Appam

Appam is a South Indian basket shaped pancake like dish. It is a very popular breakfast dish in Kerala and is specially prepared in a kadai called appachatti /appam pan. It is a thin, lacy paper like hopper that is soft and fluffy in the centre and thin and crisp on the edges. It is prepared from grinding and fermenting rice, urad dhal and coconut. It is light on stomach and is very easily digestible. Appams are usually served with vegetable stew or kadalai curry or vegetable kurma or sweetened coconut milk.

Green moong dhal Idli

Idli is a common breakfast item in South India and is prepared from a major proportion of rice and urad dhal. Unlike the regular idlis, green moong dhal idlis have no rice and is a healthy alternative to the regular ones. It is prepared by soaking , grinding and fermenting the green moong beans and urad dhal. Green moong dhal is one of the healthiest source of plant protein. They are low in fat and carbohydrates and high in fibre. Apart from its nutrition, the process of fermentation before making the idlis helps in easy digestion. It can be served with chutney and sambar.

Methi Masala Paratha

Methi Masala paratha is a delicious and healthy whole wheat Indian flatbread. It is an excellent healthy alternative to the usual plain parathas or rotis. Methi leaves, also known as fenugreek leaves are packed with nutrition and when added to wheat flour enhances the taste and flavour. It is made by mixing and kneading the wheat flour with chopped methi leaves, yoghurt and few other spices. Methi masala paratha is traditionally served with yoghurt or dhal / subzi.

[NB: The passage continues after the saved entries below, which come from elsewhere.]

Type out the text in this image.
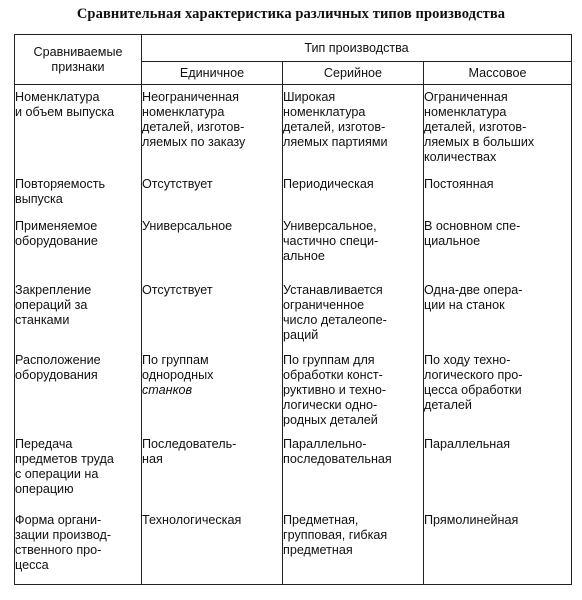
Сравнительная характеристика различных типов производства
Сравниваемые
признаки	Тип производства		
	Единичное	Серийное	Массовое

Номенклатура
и объем выпуска	Неограниченная
номенклатура
деталей, изготов-
ляемых по заказу	Широкая
номенклатура
деталей, изготов-
ляемых партиями	Ограниченная
номенклатура
деталей, изготов-
ляемых в больших
количествах

Повторяемость
выпуска	Отсутствует	Периодическая	Постоянная

Применяемое
оборудование	Универсальное	Универсальное,
частично специ-
альное	В основном спе-
циальное

Закрепление
операций за
станками	Отсутствует	Устанавливается
ограниченное
число деталеопе-
раций	Одна-две опера-
ции на станок

Расположение
оборудования	По группам
однородных
станков	По группам для
обработки конст-
руктивно и техно-
логически одно-
родных деталей	По ходу техно-
логического про-
цесса обработки
деталей

Передача
предметов труда
с операции на
операцию	Последователь-
ная	Параллельно-
последовательная	Параллельная

Форма органи-
зации производ-
ственного про-
цесса	Технологическая	Предметная,
групповая, гибкая
предметная	Прямолинейная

Upma Kozhukattai / Steamed Rice Dumplings

Upma Kozhukattai or Steamed rice dumplings is a simple yet tasty breakfast / dinner item. It is made from broken rice also called rice rava. It is very similar to rice upma /arisi upma with subtle variations. This popular South Indian breakfast / dinner recipe and is traditionally served with brinjal gotsu / sambar / chutney.

Palak/ Spinach Adai

Adai is a healthy tiffin variety from South India. It is made by soaking and grinding some definite proportion of rice, lentils and chillies. Most of the South Indian tiffin varieties have a large proportion of rice that contributes to the bulk of carbs in vegetarian diet. Since adai has a large proportion of lentils, it is a healthier breakfast / dinner option. The best part of this tiffin variety is that it doesn’t require fermentation. Apart from the regular lentils, I have added some white and black kidney beans (karamani ) for better taste, crunchiness & nutrition. The addition of chopped palak /spinach leaves to the batter makes it a wholesome, flavourful, colourful and nutritious meal.